Per capire il Menestrello del Rock si parta pure da dove si vuole, e si arrivi dove si preferisce. Tutte le strade – almeno per questa settimana – portano a Locarno, dove – a fargli gli onori di casa – c'è Ben Harper, californiano multiorigine, 3 volte Grammy (l'ultimo giusto un anno fa) che scalda Piazza Grande con i ritrovati Innocent Criminals, sette anni dopo la scissione. In t-shirt NASA (forse in celebrazione del Plutone rivelato), Harper apre con “Diamonds on the inside” per decollare rapidamente su “Glory and Consequence”, “Burn to Shine” fino a “Homeless Child”. Gasatissimo dalle affinità con il maestro (“sono felice di avere lo stesso numero di lettere nel nome”), Harper chiude in splendido crescendo, con “Roses from my friends”, “Amen Omen” e “Better way”.

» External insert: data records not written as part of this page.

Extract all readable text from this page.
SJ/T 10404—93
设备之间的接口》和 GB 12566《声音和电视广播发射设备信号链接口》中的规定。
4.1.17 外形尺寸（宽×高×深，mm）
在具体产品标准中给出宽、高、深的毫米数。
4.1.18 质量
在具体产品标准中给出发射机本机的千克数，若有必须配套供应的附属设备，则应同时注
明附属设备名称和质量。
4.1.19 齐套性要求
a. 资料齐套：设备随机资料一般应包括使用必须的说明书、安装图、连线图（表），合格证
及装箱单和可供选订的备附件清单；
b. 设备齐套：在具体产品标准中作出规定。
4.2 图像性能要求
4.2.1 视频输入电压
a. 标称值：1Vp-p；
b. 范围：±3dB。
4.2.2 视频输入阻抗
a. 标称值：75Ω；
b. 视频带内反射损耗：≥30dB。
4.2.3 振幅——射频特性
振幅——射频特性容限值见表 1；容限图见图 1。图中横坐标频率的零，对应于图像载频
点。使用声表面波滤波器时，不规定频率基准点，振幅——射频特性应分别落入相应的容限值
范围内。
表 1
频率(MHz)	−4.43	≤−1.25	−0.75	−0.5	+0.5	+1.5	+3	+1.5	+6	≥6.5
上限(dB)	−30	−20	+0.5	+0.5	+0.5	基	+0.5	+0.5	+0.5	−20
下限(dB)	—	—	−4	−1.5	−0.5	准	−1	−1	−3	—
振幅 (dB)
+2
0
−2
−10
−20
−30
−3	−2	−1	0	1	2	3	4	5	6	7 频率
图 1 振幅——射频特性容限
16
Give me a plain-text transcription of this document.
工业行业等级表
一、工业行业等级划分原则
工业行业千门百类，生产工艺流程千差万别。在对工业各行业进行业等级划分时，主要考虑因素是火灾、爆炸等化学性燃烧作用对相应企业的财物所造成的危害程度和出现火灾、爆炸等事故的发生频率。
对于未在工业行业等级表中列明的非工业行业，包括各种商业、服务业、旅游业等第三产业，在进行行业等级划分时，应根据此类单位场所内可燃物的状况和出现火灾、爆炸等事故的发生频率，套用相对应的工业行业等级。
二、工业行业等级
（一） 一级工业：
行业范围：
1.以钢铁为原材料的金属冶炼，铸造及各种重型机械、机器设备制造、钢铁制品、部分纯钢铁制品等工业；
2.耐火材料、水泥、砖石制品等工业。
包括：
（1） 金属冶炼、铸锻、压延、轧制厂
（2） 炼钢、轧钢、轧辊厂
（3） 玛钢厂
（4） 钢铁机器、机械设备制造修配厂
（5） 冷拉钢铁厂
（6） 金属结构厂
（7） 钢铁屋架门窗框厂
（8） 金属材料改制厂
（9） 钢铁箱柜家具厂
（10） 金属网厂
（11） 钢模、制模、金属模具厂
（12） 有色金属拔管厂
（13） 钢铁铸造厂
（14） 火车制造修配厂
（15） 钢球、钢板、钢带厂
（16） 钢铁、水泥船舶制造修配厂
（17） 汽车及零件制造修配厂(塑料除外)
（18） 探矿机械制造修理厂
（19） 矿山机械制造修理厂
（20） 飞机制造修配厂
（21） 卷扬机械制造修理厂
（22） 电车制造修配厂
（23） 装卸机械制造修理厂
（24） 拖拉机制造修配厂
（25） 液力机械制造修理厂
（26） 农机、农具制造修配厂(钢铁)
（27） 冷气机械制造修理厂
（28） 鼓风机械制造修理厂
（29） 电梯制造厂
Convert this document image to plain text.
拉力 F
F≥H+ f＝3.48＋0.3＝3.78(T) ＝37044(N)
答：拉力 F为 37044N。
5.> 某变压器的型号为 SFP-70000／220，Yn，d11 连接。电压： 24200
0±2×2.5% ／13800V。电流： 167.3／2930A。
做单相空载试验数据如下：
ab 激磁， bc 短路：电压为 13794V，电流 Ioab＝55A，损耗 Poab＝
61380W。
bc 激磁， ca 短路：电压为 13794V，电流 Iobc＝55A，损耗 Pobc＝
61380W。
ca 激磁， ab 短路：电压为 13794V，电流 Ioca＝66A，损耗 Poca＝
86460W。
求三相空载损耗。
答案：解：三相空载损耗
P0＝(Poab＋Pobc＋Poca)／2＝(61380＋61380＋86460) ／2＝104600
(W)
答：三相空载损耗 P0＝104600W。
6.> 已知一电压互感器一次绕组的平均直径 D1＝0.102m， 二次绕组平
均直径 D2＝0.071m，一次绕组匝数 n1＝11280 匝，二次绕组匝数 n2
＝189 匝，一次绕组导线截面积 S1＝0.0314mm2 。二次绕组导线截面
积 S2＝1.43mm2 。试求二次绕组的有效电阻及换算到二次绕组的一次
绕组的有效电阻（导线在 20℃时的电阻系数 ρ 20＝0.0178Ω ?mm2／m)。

E siamo all'atto principale. Non un “buonasera”, un “grazie”, neppure un “ciao ciao”, ma i devoti del maestro lo sanno. Un distacco al quale contribuiscono le consuete precauzioni (divieti) che i media ben conoscono (no-audio, no-video, no-foto, no-varie ed eventuali), alle quali si aggiunge pure il black-out imposto ai maxi schermi, e un'illuminazione da garage di notte, senza finestre. La lunga carriera fa sì che la successione temporale dei brani sia una montagna russa, con momenti di sosta soltanto su “Tempest”, album del 2012 dal quale Dylan esegue in modo particolarmente ispirato “Duquesne Whistle” e “Pay in blood”, con i 5 elementi in semioscurità che danno il meglio di sé. E' il Bob Dylan da Oscar ad aprire con “Things have changed” (best original song 2001 per il film “Wonder Boys”), poi indietro al 1965 per “She belongs to me” da “Bringing it all back home” e balzo in avanti al 2009 per “Beyond here lies nothin'”. Altro dietrofront al 1962 per “Don't think twice it's all right”, interpretata da buona parte del mondo country, primo atto di un Dylan pianista che tale resterà (seduto) per gran parte della serata. Un accenno dall'ultimo cd “Shadows in the night” a “Full moon and empty arms” (uno dei molti atti di stima per Sinatra negli anni), prima di “Visions of Johanna”, forse il momento più caldo di una scaletta che scorre prevedibile sino all'unico striminzito bis, “All along the watchtower”, dopo il quale ci si attenderebbe il malcontento (o almeno un po' di delusione) di una piazza, che – al contrario – pacifica rincula verso alberghi e parcheggi.
Nessun mugugno, dunque, forse perché - tornando all'Impero Romano - il monumento è il monumento, e uno sguardo non glielo si nega mai. Espletata la pratica Menestrello, altri tre giorni di Moon & Stars ci attendono, a partire da domani (Juanes) fino a sabato (Litfiba), passando per un venerdì di Stress...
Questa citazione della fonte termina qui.